In the film, the conflict arises when Dillinger, steals Flynn’s software and uses them to climb the organizational ladder. Flynn is not letting things cool and develops a desire to expose the Dillinger’s antics. Since he is no longer an employee in ENCOM, he uses his former colleagues to help him infiltrate the system and gain access to his software. Dillinger gets to know his motives and develops the MCP to guard against his programs from a third party infiltration. This becomes the most interesting part since Flynn has to battle the MCP to expose Dillinger. The characters unite against Dillinger. All of them work hard to expose his piracy.
The protagonist in the film is Flynn while Dillinger is the Villain. However, the director develops other characters to carry on with the storyline and help build the plot. For instance, support cast like Lora, Alan, Yori and Crom are developed to help the protagonist to carry on with his mission. The MCP in this case serves to help the villain thwart the actions of the protagonist and his support cast. Towards the end, the MCP is deactivated, and Dillinger is exposed!
Tron is a dazzling movie with breath-taking scenes. The technological sound and light show is sensational, stylish, funny, as well as brainy. The most intriguing part is where Flynn enters the computer and battles other programs. In the age of special movie effects, Tron is just a state-of-the-art film. It generates a multitude of imaginary computer universe. Probably, the Disney Company has the ability to imagine any fictional landscape through animated computer programs. Their ability to integrate human actors and this imaginary world is just awesome.

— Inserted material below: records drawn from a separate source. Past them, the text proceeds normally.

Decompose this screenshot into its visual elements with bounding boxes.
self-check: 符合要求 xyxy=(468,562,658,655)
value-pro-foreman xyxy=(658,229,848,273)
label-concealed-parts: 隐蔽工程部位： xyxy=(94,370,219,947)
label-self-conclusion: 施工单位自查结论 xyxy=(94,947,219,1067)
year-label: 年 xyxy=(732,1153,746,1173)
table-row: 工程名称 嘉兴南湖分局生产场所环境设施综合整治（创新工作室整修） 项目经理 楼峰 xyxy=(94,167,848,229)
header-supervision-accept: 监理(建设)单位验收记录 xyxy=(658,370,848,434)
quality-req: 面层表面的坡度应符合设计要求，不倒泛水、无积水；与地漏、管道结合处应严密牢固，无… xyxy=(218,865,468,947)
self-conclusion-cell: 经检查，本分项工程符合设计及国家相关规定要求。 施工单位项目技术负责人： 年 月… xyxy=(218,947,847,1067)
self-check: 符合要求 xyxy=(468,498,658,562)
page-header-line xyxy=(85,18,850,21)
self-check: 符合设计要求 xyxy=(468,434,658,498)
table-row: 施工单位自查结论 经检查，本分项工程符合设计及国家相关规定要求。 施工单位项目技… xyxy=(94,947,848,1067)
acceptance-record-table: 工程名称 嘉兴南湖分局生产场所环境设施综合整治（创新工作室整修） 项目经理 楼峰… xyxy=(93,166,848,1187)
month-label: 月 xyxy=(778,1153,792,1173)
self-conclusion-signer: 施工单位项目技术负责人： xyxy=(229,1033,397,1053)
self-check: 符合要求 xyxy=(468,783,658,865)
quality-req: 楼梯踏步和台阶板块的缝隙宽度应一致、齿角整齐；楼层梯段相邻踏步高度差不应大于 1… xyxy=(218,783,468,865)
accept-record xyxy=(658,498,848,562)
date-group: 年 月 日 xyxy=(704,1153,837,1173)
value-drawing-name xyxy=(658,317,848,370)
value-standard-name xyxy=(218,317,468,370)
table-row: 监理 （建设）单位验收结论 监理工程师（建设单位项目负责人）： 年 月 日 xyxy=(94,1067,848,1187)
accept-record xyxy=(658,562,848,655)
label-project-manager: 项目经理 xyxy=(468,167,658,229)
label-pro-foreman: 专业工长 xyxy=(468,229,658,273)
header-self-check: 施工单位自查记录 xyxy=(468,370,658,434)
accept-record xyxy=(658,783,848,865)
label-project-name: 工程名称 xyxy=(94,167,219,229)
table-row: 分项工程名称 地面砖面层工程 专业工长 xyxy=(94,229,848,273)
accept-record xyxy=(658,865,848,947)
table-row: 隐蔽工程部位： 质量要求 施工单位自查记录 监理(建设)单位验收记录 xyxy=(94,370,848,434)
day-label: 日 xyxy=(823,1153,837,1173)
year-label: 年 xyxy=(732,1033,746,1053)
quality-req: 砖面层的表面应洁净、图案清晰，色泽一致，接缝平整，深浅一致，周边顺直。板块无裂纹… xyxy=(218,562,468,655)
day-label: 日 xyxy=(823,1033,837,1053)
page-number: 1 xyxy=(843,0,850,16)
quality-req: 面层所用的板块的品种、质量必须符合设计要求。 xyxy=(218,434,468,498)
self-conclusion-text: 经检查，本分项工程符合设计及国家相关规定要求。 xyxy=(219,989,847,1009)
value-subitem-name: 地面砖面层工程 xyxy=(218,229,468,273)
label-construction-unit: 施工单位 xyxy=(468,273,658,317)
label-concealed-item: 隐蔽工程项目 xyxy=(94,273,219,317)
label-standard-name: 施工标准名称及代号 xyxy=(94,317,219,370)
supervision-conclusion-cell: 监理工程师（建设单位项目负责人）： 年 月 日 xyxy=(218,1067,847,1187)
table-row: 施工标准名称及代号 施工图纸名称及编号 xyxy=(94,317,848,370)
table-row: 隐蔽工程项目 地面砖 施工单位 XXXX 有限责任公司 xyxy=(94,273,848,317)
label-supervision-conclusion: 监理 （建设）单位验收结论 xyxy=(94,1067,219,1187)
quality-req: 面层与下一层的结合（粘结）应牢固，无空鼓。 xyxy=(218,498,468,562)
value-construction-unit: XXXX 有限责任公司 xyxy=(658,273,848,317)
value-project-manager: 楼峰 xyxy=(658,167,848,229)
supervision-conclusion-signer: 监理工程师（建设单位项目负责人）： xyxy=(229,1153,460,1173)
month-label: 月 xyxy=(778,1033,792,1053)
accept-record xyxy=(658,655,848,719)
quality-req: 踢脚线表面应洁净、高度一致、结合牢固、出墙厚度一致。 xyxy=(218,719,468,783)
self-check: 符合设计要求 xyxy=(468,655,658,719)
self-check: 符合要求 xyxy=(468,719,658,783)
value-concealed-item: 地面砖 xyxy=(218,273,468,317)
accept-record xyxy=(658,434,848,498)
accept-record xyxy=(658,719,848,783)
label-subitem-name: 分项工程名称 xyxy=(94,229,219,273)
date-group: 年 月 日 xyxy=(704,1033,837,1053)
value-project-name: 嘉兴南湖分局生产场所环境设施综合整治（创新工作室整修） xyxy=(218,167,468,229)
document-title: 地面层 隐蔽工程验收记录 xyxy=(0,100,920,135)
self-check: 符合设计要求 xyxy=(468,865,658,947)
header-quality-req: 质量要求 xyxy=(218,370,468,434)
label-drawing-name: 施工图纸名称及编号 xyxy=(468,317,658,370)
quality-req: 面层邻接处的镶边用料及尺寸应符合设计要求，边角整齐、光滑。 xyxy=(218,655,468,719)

The atmosphere in the film is a bit terrific but equally exciting. The gamesmen race each other at blinding speed, hurtling up and down computer grids. The speed part is terrifying. One can easily pray that the characters do not collide lest they crash each other into pieces. The characters sneak around the MCP’s logic guardian terminal and talk their way past the forbidden programs to deactivate the MCP. This is equally breath-taking but funny at the same time. The movie also draws sympathy from the viewer. At its initial stages, Flynn has developed a program which is stolen by Dillinger. The stolen programs earn him numerous promotions while poor Flynn is fired. This calls for sympathy from the viewer.
The costumes worn by different cast were impeccable. They rhymed with setting of the film. The coloring for good was blue while the coloring for evil was red. Thus, a good group (those affiliated to Flynn) wore blue combat space suits while the evil one (those loyal to Sark and MCP), wore red combat suits. However, the color is not defined to a particular group. Sark’s tank commanders wore blue but appeared green in some presentations. After defeating Sark and the MCP, the heroes drive away in different in different colored tanks; Flynn drives away in a yellow cycles, Tron (orange), while Rom drives in red cycles. Tron was nominated for best costume award.
The sound effects in the film were incredible. The soundtrack for the movie was written by electronic musician, Wendy Carlos. The music was a mixture of moog synthesizer and GDS synthesizer. The film integrated synthesized music with full orchestra. The sound effects were so great that they have inspired fellow animators, musicians and film producers.